Speaking of screwball comedies and unlikely romances, my wife and I saw the greatest of them all again last Sunday night, Howard Hawks’s Bringing Up Baby (1938). Imagine Katherine Hepburn’s ditzy, deliriously empowered rich girl from Riverdale setting her deranged sights on Cary Grant’s stuffy, bespectacled, but unforgivably handsome (after she breaks his glasses) paleontologist whose love object is a bone (the intercostal clavicle) he needs to complete the Brontsaurus he’s assembling at the Museum of Natural History. It’s a film we’ve seen at least six times, but on this viewing what came through above all was Katherine Hepburn’s once in a lifetime madcap stroke of genius as the huntress Susan to Cary Grant’s hapless David. Ironies abound, chiefly that this comic masterpiece was a box office flop and that the actress who dominates it in one of the most inspired performances in American cinema was considered “box office poison” at the time.

Kidnapped by YouTube

Every Wednesday, around the time the print edition of Town Topics is being delivered, I google the online version of my column. This week there were two titles, exact same words, my review arriving seven hours before the other, which was, to my amazement, read by a genial robot on YouTube, illustrated with side by side images of Taylor Swift in various guises, along with the only existing image of the adult Emily Dickinson.

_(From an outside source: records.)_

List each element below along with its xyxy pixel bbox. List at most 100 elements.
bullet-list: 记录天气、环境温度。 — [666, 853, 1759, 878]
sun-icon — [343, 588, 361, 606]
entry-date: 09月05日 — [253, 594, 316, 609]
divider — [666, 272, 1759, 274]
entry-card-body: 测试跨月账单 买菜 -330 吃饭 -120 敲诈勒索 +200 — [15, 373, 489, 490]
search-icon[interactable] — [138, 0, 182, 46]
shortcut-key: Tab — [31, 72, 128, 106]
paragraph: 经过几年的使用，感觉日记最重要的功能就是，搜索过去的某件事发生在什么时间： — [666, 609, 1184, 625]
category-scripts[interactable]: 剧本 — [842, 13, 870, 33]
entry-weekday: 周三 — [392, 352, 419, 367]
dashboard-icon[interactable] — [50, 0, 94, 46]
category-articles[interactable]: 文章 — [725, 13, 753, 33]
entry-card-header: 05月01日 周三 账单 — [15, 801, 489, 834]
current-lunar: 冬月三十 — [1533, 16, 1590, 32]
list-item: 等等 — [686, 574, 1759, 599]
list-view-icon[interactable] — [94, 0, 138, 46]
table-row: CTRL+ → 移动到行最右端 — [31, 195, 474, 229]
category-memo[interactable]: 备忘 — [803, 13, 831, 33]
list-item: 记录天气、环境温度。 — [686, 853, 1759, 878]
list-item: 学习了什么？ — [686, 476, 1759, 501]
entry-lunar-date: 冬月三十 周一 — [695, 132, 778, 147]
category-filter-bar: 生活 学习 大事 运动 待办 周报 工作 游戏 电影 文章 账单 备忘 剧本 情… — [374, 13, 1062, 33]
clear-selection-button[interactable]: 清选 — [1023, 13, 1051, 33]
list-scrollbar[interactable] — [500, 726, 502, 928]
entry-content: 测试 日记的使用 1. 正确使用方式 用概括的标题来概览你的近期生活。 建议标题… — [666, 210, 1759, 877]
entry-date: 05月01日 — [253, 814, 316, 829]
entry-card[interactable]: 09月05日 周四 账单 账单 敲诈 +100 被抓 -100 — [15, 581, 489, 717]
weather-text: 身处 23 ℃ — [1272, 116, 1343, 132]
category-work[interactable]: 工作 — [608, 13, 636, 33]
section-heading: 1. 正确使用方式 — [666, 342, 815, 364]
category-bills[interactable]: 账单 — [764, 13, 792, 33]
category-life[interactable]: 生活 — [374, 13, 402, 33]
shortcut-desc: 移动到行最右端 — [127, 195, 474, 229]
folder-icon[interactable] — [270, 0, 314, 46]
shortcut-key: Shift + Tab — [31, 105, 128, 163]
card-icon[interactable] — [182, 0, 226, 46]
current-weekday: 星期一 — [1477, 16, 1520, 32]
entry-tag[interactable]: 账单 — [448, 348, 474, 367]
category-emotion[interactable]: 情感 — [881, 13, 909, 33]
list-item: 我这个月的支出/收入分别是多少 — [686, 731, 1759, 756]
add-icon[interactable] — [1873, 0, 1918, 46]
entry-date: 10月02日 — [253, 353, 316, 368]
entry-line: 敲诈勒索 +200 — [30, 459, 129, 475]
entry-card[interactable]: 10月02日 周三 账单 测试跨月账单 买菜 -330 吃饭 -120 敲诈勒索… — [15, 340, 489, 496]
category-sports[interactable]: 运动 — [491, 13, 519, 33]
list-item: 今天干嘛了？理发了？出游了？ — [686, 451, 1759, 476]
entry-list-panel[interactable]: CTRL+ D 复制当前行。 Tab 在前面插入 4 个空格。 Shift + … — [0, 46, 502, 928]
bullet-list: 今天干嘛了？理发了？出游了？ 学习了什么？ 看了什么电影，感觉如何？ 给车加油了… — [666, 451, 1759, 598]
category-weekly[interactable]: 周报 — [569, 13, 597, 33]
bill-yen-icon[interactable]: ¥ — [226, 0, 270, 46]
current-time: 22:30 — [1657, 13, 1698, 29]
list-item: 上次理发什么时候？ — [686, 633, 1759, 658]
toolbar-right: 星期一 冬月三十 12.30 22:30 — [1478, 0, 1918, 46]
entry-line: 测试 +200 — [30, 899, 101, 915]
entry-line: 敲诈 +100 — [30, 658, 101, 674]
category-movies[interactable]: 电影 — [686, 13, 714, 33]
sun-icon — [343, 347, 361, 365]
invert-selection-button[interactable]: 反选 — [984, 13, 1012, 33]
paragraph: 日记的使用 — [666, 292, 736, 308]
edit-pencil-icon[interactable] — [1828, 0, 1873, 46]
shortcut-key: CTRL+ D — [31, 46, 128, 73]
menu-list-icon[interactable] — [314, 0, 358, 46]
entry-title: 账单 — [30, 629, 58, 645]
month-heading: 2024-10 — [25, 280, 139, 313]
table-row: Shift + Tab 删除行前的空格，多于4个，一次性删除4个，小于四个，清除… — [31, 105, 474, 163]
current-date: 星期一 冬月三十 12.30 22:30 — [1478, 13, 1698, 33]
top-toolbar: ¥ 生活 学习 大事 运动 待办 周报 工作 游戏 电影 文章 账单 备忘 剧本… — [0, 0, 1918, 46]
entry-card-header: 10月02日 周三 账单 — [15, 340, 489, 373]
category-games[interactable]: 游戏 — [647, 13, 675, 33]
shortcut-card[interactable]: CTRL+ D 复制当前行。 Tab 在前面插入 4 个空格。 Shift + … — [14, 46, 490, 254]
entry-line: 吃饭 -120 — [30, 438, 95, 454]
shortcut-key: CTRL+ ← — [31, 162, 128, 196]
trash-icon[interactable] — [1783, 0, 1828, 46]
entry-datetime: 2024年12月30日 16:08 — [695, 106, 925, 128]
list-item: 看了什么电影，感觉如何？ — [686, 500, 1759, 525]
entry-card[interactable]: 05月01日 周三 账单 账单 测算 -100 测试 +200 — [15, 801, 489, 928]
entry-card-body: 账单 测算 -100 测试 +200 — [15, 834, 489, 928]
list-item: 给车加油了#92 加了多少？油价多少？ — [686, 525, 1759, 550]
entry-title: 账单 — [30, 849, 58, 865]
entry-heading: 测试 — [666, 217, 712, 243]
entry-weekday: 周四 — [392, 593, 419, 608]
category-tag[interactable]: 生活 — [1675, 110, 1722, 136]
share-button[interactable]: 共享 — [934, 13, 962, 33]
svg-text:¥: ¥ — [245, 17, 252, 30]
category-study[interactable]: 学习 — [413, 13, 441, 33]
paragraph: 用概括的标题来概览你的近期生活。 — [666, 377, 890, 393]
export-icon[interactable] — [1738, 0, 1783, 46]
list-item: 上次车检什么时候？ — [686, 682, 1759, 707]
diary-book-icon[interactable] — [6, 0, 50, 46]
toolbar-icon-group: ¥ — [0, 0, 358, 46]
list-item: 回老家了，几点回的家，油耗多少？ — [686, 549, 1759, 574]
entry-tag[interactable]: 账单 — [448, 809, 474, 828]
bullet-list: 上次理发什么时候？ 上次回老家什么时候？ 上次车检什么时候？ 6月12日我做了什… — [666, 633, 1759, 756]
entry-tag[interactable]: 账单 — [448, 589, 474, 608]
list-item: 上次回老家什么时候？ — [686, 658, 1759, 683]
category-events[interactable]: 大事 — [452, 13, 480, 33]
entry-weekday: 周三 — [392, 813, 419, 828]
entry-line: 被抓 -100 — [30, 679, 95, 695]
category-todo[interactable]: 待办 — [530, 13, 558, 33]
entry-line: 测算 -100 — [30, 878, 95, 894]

My reviews sometimes turn up on sites like Newsbreak and Muck Rack, with links to the complete, credited Town Topics version. This one is presented by something called USA Last Moment, which seems to be devoted to Taylor Swift news. Although the reading is word for word, with the text running on the screen, it breaks off abruptly at the moment I write about Swift’s Tortured Poets Department (misread by the robot as Apartment). I tried to notify the site by clicking the comment box, but all that did was restart the video. A “This Content Is Not Available” message has since been added, but the video still plays, breaking off at the same point.

A Gift of Beethoven

YouTube, by the way, has been an invaluable resource in the 20-plus years I’ve been writing for Town Topics. At first, it was exciting to see my work in that familiar location, which has provided me with numerous unforgettable performances of Beethoven like the one by Ukrainian American pianist Valentina Lisitsa, emailed to me by a friend when our friendship needed just that thoughtful a gesture. Valentina happened to be communing with the adagio sostenato of Sonata number 29 in B flat major (Opus 106), known as the Hammerklavier. Referring to his own version, pianist Wilhelm Kempff called the slow movement “the most magnificent monologue Beethoven ever wrote,” an adagio “unequalled in the entire piano literature.” Writing about Kempff’s performance in 2013, I described “a series of ascending, probing, striving, needful, joy-seeking variations” leading to a “heaven of feeling so rich and strange that all you can think is how thankful you are that you heard it before you died.”

Forget the Beethovian downside. Think of the 33-year-old heartthrob my fantasy of Jane Austen might have run off with. No “might” about it if she heard him perform that adagio.